How can fishing nets be recycled?

Jon Lawson

Recently, statistics have indicated that more than 46 per cent of the waste in maritime litter is represented by fishing nets. Here, Amanda Salazar del Campo, writing on behalf of materials database Matmatch, explores the options.

Nowadays, efforts have been made to reconsider what for many years has been called ‘waste’ — something that does not have any further function — as a ‘raw material’. Plastix A/S contributes to this purpose by recovering fishing gear and improves the material properties to allow it to become an option to produce new products.
The interesting issue is, how can the material be modified to be suitable for re-introduction to the manufacturing process? Which modifications need to be made in order to make the recycled material perform like a virgin material?

What are the initial steps for the recovery of fishing nets?

Fishing nets recovered by Plastix are mainly made from polyethylene (HDPE). Its high-density is a consequence of the molecular arrangement of the polymer chains as well as its molecular weight. Due to the linearity of the molecule chains, it is easy for the polymer to arrange neatly and produce a well-arranged microstructure.
As a consequence, the polymer has better mechanical properties compared to other commercial thermoplastics, as there is a greater cohesive strength between the close-packed molecules, making HDPE ideal for the fabrication of fishing nets.
The polymer goes through a cold-drawing process in which it is stretched, forcing the chains to re-arrange. HDPE consists of two phases, the crystal phase (ordered chains) and the amorphous phase (disordered chains). While drawing, the crystals within the polymer are broken and forced to slip past each other, liberating the amorphous phase and allowing the polymer chains to disentangle, increasing the order of the system.
Apart from this, modification of the orientation of the chains parallel to the draw direction also occurs — a process known as strain hardening. The result is a highly ordered polymer with a high amount of interaction between the chains, increasing the forces that keep the polymer packed together.
For the fishing market, this microstructural order is desired as it increases the strength of the polymer. However, this same order complicates the recycling of the fishing nets. The highly ordered chains restrict the chain mobility and consequently increase the viscosity of the polymer, making it difficult to re-process.
The purpose is then to use mechanical blending as the mechanism that disturbs the order of the chains to reduce the viscosity of the recycled HDPE. It is expected that the processability of the material will improve if it is compounded with a lower viscosity HDPE polymer.
On the other hand, the convenient mechanical properties of the recovered material would ideally be preserved, therefore different requirements must be considered when performing the compounding.

How does the compounded blend behave? 

Polymer blends can be either miscible or immiscible. The properties are affected depending on the nature of the blend. The hypothesis is that by blending, the final product will show additive properties regarding viscosity, an improvement over the initial recycled polymer.
If the blend is not miscible, this does not mean it is not compatible. Miscibility is a measure of mixing at the molecular level. An immiscible blend can still be compatible if it still shows good macroscopic physical properties, which arise from strong interactions between the component polymers.
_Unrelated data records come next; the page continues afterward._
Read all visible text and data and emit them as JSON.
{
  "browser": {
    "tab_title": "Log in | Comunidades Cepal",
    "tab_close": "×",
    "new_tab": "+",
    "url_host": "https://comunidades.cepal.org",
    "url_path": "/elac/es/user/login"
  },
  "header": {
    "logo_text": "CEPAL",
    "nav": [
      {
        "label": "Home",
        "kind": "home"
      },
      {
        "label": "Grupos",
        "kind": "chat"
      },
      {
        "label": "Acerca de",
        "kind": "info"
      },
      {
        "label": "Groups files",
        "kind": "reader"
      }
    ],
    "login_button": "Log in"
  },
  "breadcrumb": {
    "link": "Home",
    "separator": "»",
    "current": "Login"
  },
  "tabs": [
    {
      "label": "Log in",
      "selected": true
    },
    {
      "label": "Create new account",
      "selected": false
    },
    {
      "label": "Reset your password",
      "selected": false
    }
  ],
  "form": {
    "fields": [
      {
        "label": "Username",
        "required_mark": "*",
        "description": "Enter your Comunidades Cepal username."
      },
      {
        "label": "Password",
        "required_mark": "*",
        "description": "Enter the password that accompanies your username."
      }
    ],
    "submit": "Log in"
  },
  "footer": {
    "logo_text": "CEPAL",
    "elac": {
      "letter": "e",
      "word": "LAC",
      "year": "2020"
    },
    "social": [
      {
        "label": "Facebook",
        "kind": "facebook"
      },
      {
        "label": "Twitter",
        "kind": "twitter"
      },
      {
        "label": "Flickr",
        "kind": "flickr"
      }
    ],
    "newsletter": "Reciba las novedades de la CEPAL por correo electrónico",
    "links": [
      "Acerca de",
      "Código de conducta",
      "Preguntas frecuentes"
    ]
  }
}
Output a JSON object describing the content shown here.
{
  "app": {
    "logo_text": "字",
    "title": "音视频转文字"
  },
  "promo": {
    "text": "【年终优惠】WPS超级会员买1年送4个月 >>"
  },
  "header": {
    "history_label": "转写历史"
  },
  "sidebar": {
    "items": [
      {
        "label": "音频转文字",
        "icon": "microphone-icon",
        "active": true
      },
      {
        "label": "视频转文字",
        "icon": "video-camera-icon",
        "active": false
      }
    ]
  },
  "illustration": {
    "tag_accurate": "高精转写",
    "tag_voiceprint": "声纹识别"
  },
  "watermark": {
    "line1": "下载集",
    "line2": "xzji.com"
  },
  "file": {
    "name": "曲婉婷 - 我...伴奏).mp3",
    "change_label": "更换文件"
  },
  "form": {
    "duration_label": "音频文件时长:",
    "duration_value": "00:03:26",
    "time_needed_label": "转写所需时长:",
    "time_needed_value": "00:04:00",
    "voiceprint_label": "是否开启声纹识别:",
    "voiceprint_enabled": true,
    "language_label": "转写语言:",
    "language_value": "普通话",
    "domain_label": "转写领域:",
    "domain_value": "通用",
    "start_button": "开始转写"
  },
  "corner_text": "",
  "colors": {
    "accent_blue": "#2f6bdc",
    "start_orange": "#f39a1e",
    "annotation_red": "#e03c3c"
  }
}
These concepts are far easier to consider when the correct classification is given for the materials in question.
The results of compounding recycled fishing nets with virgin HDPE showed that another important variable is the blend ratio, as this further determines the properties of the material. The best overall results are 50/50.
The strength of the recycled material is maintained and the processability conditions are improved. Nevertheless, these results were obtained at selective compounding conditions and without any additives. The next steps are to carry out the same process under different conditions, in order to create a robust database of blends and their properties.
It is important to consider that when designing a product, it must exhibit a desired performance at a specific cost. The material and the manufacturing technique, as well as sustainability issues and the post-consumer life, must be considered. Fishing nets make an attractive possibility as a resource of HDPE for industry.
To achieve that, the development of responsible material handling will simplify this complex question for material engineers. When the material is well understood, from manufacture, throughout its life, and its disposal, the option of predicting its behaviour when recycled becomes easier.
Nevertheless, the continuous research of polymer molecular dynamics opens the door for the understanding of the performance limits of polymers, and ways to recover them to become part of a cycle instead of a linear chain of consumption.